• Hmm. A bit more information is necessary here. What's the size of tempdb when it's grown out quite a bit? From your settings, it looks like tempdb is configured to grow in very small increments; typically (though this is a very "it depends!" sort of thing), tempdb will be decently large, depending on your environment.

    This is largely because tempdb is the crux of many operations that get performed in queries, such as sorts, temp table allocation, and tons of other things. Those operations, if called enough, will cause growth, sometimes in very large amounts. I believe even the internal workings of SQL Server will be using tempdb quite a bit.

    For further investigation, I'd recommend reading SQLServerCentral's Stairway to Server-Side Tracing:

    Stairway[/url]

    I'd suggest setting up a server-side trace and running it to capture what's running on the server, particularly when you say there's no queries running; it may be internal operations causing tempdb strain, or there could be other unknowns that could be influencing tempdb usage.

    Let us know what you find, and someone will probably be able to offer assistance!

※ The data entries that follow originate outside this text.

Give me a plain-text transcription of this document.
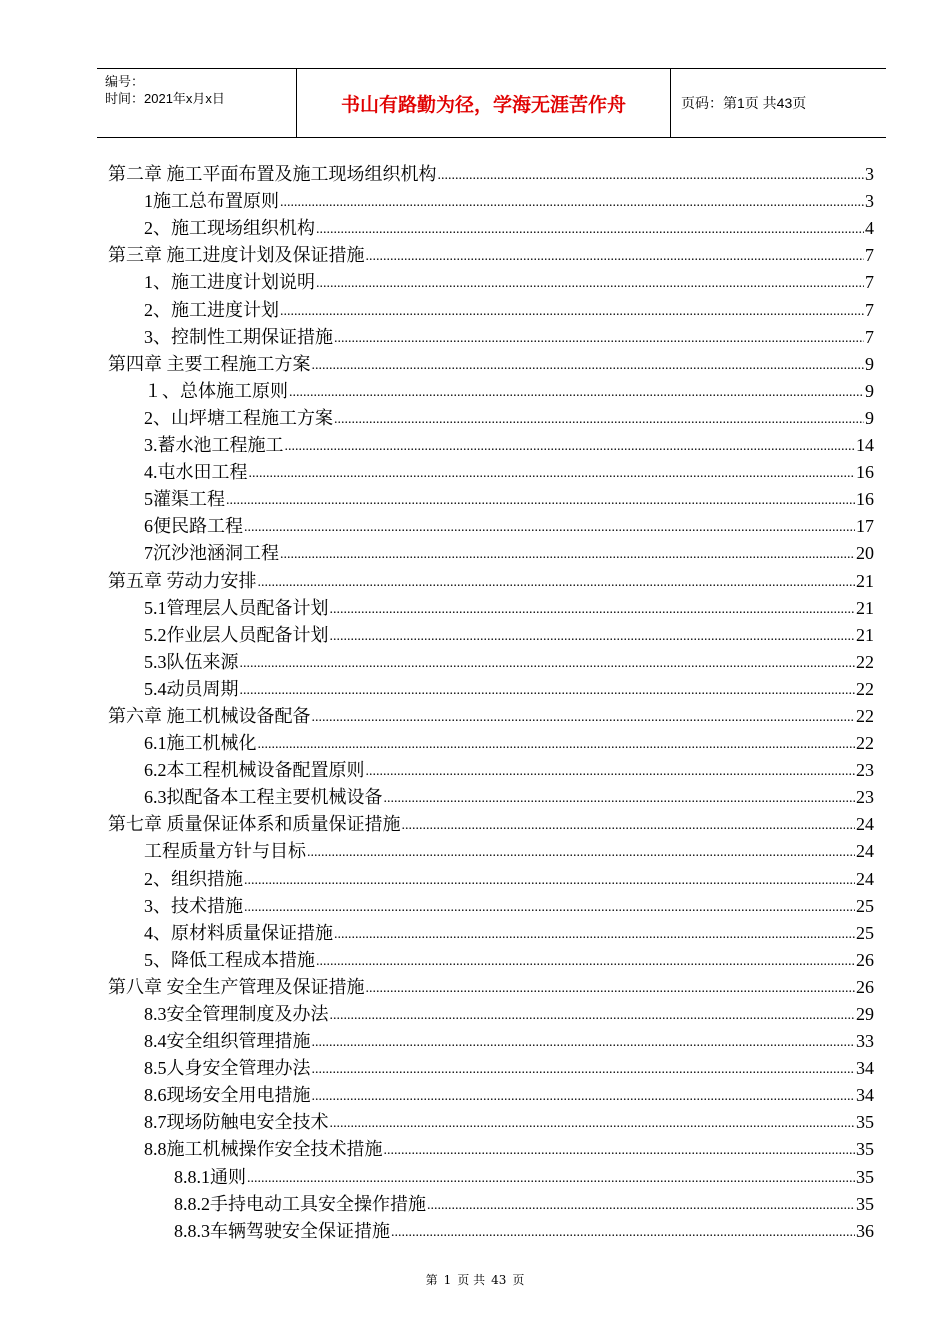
编号：
时间：2021年x月x日	书山有路勤为径，学海无涯苦作舟	页码：第1页 共43页
第二章 施工平面布置及施工现场组织机构 .....	3
1施工总布置原则 .....	3
2、施工现场组织机构 .....	4
第三章 施工进度计划及保证措施 .....	7
1、施工进度计划说明 .....	7
2、施工进度计划 .....	7
3、控制性工期保证措施 .....	7
第四章 主要工程施工方案 .....	9
１、总体施工原则 .....	9
2、山坪塘工程施工方案 .....	9
3.蓄水池工程施工 .....	14
4.屯水田工程 .....	16
5灌渠工程 .....	16
6便民路工程 .....	17
7沉沙池涵洞工程 .....	20
第五章 劳动力安排 .....	21
5.1管理层人员配备计划 .....	21
5.2作业层人员配备计划 .....	21
5.3队伍来源 .....	22
5.4动员周期 .....	22
第六章 施工机械设备配备 .....	22
6.1施工机械化 .....	22
6.2本工程机械设备配置原则 .....	23
6.3拟配备本工程主要机械设备 .....	23
第七章 质量保证体系和质量保证措施 .....	24
工程质量方针与目标 .....	24
2、组织措施 .....	24
3、技术措施 .....	25
4、原材料质量保证措施 .....	25
5、降低工程成本措施 .....	26
第八章 安全生产管理及保证措施 .....	26
8.3安全管理制度及办法 .....	29
8.4安全组织管理措施 .....	33
8.5人身安全管理办法 .....	34
8.6现场安全用电措施 .....	34
8.7现场防触电安全技术 .....	35
8.8施工机械操作安全技术措施 .....	35
8.8.1通则 .....	35
8.8.2手持电动工具安全操作措施 .....	35
8.8.3车辆驾驶安全保证措施 .....	36
第 1 页 共 43 页
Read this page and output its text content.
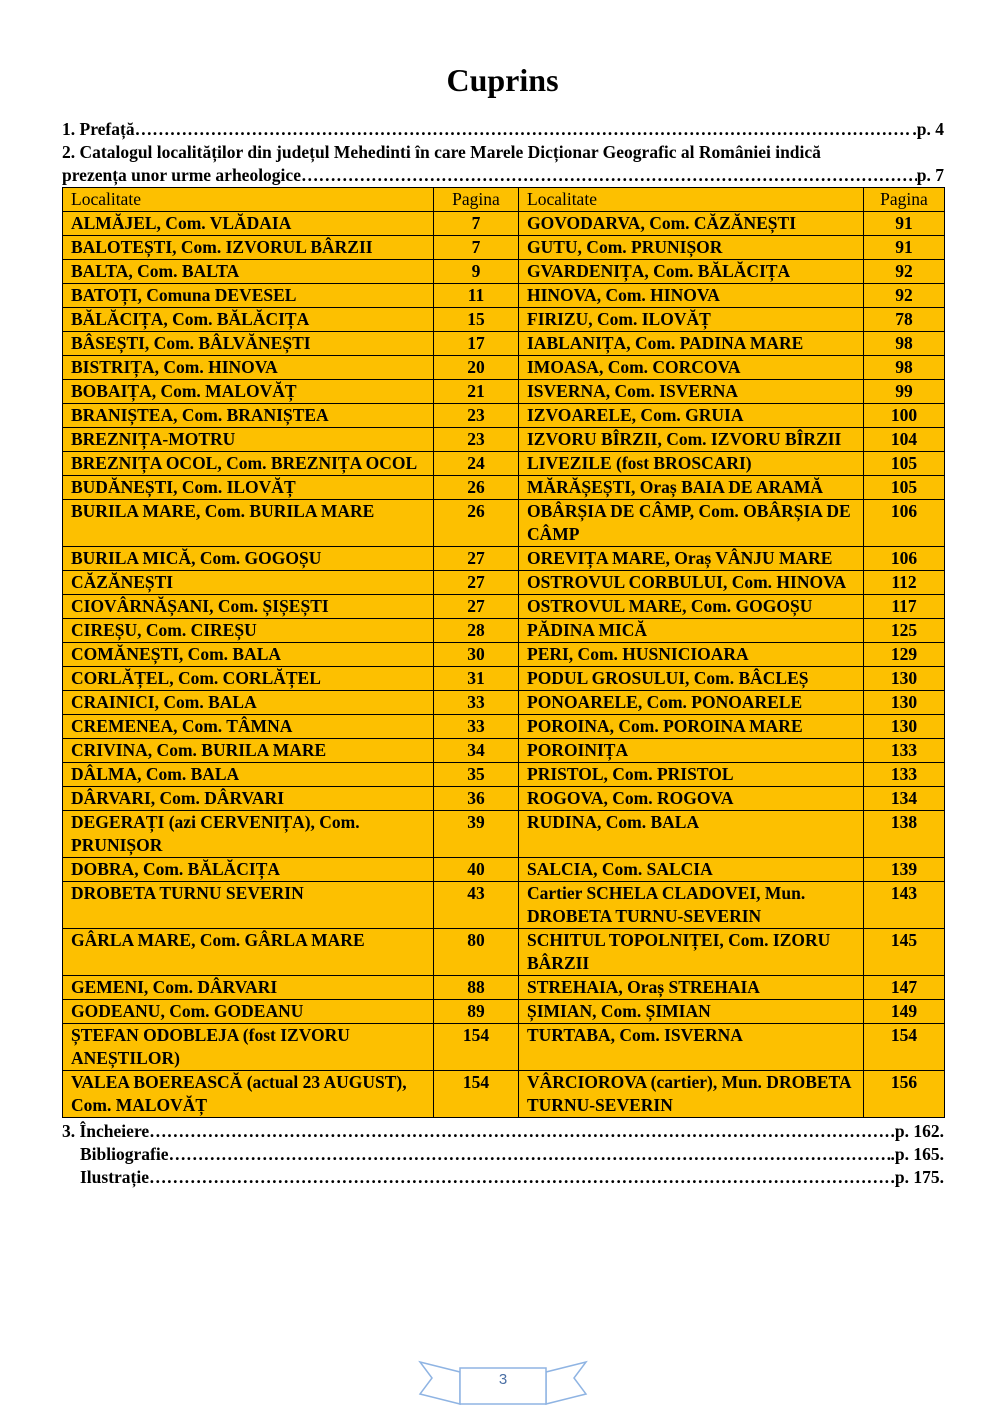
Cuprins
1. Prefață ………………………………………………………………………………………………………………………………………………………………………………	.p. 4
2. Catalogul localităților din județul Mehedinti în care Marele Dicționar Geografic al României indică
prezența unor urme arheologice ………………………………………………………………………………………………………………………………………………………………………………	p. 7
Localitate	Pagina	Localitate	Pagina
ALMĂJEL, Com. VLĂDAIA	7	GOVODARVA, Com. CĂZĂNEȘTI	91
BALOTEȘTI, Com. IZVORUL BÂRZII	7	GUTU, Com. PRUNIȘOR	91
BALTA, Com. BALTA	9	GVARDENIȚA, Com. BĂLĂCIȚA	92
BATOȚI, Comuna DEVESEL	11	HINOVA, Com. HINOVA	92
BĂLĂCIȚA, Com. BĂLĂCIȚA	15	FIRIZU, Com. ILOVĂȚ	78
BÂSEȘTI, Com. BÂLVĂNEȘTI	17	IABLANIȚA, Com. PADINA MARE	98
BISTRIȚA, Com. HINOVA	20	IMOASA, Com. CORCOVA	98
BOBAIȚA, Com. MALOVĂȚ	21	ISVERNA, Com. ISVERNA	99
BRANIȘTEA, Com. BRANIȘTEA	23	IZVOARELE, Com. GRUIA	100
BREZNIȚA-MOTRU	23	IZVORU BÎRZII, Com. IZVORU BÎRZII	104
BREZNIȚA OCOL, Com. BREZNIȚA OCOL	24	LIVEZILE (fost BROSCARI)	105
BUDĂNEȘTI, Com. ILOVĂȚ	26	MĂRĂȘEȘTI, Oraș BAIA DE ARAMĂ	105
BURILA MARE, Com. BURILA MARE	26	OBÂRȘIA DE CÂMP, Com. OBÂRȘIA DE CÂMP	106
BURILA MICĂ, Com. GOGOȘU	27	OREVIȚA MARE, Oraș VÂNJU MARE	106
CĂZĂNEȘTI	27	OSTROVUL CORBULUI, Com. HINOVA	112
CIOVÂRNĂȘANI, Com. ȘIȘEȘTI	27	OSTROVUL MARE, Com. GOGOȘU	117
CIREȘU, Com. CIREȘU	28	PĂDINA MICĂ	125
COMĂNEȘTI, Com. BALA	30	PERI, Com. HUSNICIOARA	129
CORLĂȚEL, Com. CORLĂȚEL	31	PODUL GROSULUI, Com. BÂCLEȘ	130
CRAINICI, Com. BALA	33	PONOARELE, Com. PONOARELE	130
CREMENEA, Com. TÂMNA	33	POROINA, Com. POROINA MARE	130
CRIVINA, Com. BURILA MARE	34	POROINIȚA	133
DÂLMA, Com. BALA	35	PRISTOL, Com. PRISTOL	133
DÂRVARI, Com. DÂRVARI	36	ROGOVA, Com. ROGOVA	134
DEGERAȚI (azi CERVENIȚA), Com. PRUNIȘOR	39	RUDINA, Com. BALA	138
DOBRA, Com. BĂLĂCIȚA	40	SALCIA, Com. SALCIA	139
DROBETA TURNU SEVERIN	43	Cartier SCHELA CLADOVEI, Mun. DROBETA TURNU-SEVERIN	143
GÂRLA MARE, Com. GÂRLA MARE	80	SCHITUL TOPOLNIȚEI, Com. IZORU BÂRZII	145
GEMENI, Com. DÂRVARI	88	STREHAIA, Oraș STREHAIA	147
GODEANU, Com. GODEANU	89	ȘIMIAN, Com. ȘIMIAN	149
ȘTEFAN ODOBLEJA (fost IZVORU ANEȘTILOR)	154	TURTABA, Com. ISVERNA	154
VALEA BOEREASCĂ (actual 23 AUGUST), Com. MALOVĂȚ	154	VÂRCIOROVA (cartier), Mun. DROBETA TURNU-SEVERIN	156
3. Încheiere ………………………………………………………………………………………………………………………………………………………………………………	.p. 162.
Bibliografie ………………………………………………………………………………………………………………………………………………………………………………	.p. 165.
Ilustrație ………………………………………………………………………………………………………………………………………………………………………………	.p. 175.
3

    (On a side note, interesting user name! Play Marvel 2 often? :-D)

    EDIT: Well, nevermind! A trace might be a bit overboard (though still intriguing); did some digging, since the topic sparked my interest. Here's a great article by Jeremiah Peschka about figuring things out about tempdb:

    Article[/url]

    In particular, the last query in the article should match up to the results from the query you've already done; from there, you can take the contents of the sql_handle column and plug them into sys.dm_exec_sql_text() between the parenthesis to get the exact query that caused the usage.